I left my TV on while I was at work. Very unusual for me. Because this oversight happened today, it irritated me.

Today's job search was not fruitful. Nothing even remotely close to a match.

We couldn't get a poolside cabana rental for our first day in Vegas. I get these ideas and I make these plans and, unfortunately, the cabana was a part of that plan. While I know that the cabana is not crucial to a successful pool day, I'm a little bummed out. I don't like wrinkles in my plans.

My gym held a blood drive today. It was the perfect time for me to donate: my evening was wide open, I'm feeling great (other than my bum toe) and I don't have any major soccer games this weekend to worry about feeling drained for. And the American F'ing Red Cross rejected me. My iron is at 32%; the lowest they accept is 38%. I shouldn't be shocked - I'm hardly eating any meat these days - but I've never been rejected before! I am a model blood donor, too. I don't get queasy or lightheaded. I'm not weird about the needles. And I fill the bag in a hot flash.

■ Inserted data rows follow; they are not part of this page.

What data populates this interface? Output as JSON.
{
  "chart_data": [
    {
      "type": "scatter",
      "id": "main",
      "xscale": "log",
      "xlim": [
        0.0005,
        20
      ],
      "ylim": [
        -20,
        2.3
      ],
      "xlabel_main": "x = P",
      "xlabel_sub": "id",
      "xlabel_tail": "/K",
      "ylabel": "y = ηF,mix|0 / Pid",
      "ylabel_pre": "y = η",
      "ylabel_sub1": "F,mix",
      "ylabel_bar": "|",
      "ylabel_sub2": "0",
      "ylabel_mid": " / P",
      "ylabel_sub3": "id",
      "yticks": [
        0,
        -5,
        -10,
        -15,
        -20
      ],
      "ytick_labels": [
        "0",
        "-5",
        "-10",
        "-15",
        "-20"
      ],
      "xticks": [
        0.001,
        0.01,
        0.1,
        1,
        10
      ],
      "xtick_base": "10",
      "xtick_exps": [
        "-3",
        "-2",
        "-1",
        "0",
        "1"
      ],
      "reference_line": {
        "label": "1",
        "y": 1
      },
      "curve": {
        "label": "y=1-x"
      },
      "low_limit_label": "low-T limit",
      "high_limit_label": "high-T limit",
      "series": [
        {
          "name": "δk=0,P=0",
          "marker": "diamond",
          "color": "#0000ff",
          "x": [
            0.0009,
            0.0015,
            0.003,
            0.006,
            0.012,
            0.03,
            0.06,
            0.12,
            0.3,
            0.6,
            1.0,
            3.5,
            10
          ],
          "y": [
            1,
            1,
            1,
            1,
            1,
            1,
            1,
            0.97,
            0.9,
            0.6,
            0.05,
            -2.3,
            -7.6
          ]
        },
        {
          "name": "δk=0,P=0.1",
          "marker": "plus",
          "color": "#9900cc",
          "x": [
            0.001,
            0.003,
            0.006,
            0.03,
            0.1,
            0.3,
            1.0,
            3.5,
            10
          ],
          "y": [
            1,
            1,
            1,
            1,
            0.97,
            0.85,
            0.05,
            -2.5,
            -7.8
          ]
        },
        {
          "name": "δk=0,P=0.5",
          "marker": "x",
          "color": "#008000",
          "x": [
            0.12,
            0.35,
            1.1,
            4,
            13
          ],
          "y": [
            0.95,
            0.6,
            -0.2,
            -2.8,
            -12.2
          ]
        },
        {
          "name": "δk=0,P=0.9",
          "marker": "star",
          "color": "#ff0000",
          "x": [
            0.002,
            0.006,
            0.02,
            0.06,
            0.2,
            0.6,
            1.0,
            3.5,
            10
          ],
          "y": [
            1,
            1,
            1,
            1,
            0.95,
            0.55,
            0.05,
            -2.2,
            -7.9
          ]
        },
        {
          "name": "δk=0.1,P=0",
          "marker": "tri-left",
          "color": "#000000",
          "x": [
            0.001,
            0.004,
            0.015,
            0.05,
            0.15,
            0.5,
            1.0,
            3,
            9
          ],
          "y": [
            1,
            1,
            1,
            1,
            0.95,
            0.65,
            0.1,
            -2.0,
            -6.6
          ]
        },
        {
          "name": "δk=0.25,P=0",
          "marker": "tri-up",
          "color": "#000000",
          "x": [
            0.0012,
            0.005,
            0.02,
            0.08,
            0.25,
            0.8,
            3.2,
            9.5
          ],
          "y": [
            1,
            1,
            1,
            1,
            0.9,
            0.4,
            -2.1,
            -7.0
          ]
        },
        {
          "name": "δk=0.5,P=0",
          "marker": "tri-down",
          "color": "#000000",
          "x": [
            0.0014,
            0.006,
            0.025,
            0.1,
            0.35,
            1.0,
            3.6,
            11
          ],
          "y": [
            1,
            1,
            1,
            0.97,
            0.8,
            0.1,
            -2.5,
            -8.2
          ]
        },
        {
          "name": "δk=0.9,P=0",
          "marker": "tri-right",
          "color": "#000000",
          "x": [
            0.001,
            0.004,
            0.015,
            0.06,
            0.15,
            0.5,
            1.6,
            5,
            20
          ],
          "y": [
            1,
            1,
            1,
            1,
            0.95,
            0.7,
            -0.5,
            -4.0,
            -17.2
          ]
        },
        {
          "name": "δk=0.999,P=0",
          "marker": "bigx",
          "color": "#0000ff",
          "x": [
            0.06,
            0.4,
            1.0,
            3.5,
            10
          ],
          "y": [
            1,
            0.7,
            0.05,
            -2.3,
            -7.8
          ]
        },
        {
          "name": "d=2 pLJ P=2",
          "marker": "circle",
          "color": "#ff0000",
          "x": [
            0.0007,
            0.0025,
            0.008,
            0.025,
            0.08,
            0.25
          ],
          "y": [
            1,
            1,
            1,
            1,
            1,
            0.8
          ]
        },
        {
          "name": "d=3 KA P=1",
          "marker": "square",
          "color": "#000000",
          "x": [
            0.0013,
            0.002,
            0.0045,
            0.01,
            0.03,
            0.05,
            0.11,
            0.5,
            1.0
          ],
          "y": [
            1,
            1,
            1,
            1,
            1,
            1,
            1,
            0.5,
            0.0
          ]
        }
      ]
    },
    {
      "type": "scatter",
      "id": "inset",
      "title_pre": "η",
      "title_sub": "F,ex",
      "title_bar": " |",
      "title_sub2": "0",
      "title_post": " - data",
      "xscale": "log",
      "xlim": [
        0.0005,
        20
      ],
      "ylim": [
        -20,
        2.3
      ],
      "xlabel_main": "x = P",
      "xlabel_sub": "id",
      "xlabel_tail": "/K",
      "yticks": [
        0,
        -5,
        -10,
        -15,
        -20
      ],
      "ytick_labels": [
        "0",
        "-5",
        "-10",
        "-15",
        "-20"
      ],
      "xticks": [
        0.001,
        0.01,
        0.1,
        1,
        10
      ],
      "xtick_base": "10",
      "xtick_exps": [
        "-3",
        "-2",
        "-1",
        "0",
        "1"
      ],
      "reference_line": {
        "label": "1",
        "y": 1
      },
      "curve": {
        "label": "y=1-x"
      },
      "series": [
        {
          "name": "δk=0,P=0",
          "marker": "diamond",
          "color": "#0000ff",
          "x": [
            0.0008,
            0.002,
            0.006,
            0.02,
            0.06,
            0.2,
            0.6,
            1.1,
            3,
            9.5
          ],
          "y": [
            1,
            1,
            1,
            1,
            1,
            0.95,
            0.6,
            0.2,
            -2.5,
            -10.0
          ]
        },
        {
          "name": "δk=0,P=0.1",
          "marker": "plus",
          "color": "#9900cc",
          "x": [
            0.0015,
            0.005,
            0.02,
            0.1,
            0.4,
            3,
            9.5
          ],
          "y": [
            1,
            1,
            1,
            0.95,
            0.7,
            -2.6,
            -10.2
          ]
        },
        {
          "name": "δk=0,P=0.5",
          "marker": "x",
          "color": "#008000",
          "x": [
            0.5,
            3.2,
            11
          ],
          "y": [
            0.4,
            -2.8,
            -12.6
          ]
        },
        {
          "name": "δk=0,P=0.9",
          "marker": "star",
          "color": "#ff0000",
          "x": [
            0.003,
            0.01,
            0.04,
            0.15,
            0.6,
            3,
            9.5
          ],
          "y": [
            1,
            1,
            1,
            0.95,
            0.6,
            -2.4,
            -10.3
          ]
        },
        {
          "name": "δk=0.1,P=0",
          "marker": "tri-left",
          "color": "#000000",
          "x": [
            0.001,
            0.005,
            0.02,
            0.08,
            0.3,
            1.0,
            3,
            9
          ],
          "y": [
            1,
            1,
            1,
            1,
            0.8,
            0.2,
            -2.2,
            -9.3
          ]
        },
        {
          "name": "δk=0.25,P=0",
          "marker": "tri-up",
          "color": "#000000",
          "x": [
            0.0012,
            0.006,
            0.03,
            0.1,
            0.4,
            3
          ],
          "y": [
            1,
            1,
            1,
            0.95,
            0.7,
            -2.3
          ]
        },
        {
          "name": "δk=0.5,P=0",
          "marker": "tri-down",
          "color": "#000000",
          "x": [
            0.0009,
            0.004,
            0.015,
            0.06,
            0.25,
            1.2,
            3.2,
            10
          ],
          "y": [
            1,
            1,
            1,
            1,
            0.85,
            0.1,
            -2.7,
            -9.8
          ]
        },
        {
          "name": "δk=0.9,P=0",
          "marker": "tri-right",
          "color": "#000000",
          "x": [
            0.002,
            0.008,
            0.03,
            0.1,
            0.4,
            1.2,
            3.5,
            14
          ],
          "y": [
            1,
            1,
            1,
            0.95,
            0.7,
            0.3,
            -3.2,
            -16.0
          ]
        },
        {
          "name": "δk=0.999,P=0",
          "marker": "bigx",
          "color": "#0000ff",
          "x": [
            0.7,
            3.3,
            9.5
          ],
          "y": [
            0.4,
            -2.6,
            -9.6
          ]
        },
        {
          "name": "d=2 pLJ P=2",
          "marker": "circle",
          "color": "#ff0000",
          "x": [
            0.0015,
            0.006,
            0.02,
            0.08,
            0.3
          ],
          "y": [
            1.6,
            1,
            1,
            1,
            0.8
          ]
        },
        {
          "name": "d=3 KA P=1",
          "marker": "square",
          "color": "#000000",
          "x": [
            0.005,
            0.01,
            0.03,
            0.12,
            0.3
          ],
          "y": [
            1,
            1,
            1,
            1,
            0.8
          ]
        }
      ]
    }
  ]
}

Of course, you don't find out that you're a reject until after you've sat for a good 25 minutes. Precious time that I will never get back! Time that I would've spent bettering the world in other ways. Or reading Cosmo.

And I forgot to watch my favorite TV train wreck, Engaged and Underage on MTV!

So, as you all can tell, my world is like totally crashing down around me.

1 comments:

Amy said...

days like this are so unsettling, aren't they? I can completely relate. But in the big picture, all these things are truly minor, and tomorrow, things will seem brighter and better.